Did you know that the tiny state of Rhode Island officially has a very, very long name?
Well, if many residents of the "State of Rhode Island and Providence Plantations" have their way, that elongated moniker would be reduced to one that does not conjure up the reminder of New England’s less than savory history of slavery.
Last week, the state House voted 70-3 to let residents decide whether their home should simply be called the "State of Rhode Island" – minus the “Providence Plantations” part.
"It's high time for us to recognize that slavery happened on plantations in Rhode Island and decide that we don't want that chapter of our history to be a proud part of our name," said Rep. Joseph Almeida, an African-American lawmaker who sponsored the bill.” That bill, which permits a statewide referendum on the issue next year, now heads to the state Senate.
According to The Associated Press, Roger Williams, who was banished from the Massachusetts Bay Colony, set out in 1636 and settled at the northern tip of Narragansett Bay, which he called Providence Plantations.

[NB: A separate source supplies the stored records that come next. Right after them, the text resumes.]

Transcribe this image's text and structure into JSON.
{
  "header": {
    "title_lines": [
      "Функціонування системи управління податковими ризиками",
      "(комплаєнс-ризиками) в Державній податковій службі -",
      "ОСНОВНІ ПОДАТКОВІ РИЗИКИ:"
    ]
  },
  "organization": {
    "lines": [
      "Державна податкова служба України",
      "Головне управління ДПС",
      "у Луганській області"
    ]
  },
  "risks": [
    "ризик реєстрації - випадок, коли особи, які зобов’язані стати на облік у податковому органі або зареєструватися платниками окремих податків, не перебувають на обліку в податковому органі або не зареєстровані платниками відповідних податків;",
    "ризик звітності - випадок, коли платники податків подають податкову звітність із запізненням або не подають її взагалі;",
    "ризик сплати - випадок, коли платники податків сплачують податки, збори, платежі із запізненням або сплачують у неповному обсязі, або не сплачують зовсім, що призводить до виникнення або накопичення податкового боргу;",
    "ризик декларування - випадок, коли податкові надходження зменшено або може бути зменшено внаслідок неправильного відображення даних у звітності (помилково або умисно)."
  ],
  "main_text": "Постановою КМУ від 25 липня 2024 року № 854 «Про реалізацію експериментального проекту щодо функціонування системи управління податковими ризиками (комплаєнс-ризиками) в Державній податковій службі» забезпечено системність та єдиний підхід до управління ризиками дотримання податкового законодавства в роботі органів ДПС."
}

“Williams founded the first Baptist church in America and became famous for embracing the separation of church and state, a legal principle enshrined in the Bill of Rights a century later,” AP writes. “In 1663, English King Charles II granted a royal charter joining all the settlements into a single colony called "The Colony of Rhode Island and Providence Plantations. Rhode Island used that royal charter as its governing document until 1843.”
Merchants in the tiny state made their fortunes off the slave trade. Slaves helped build Brown University in Providence, and a prominent slave trader paid half the cost of its first library, according to AP.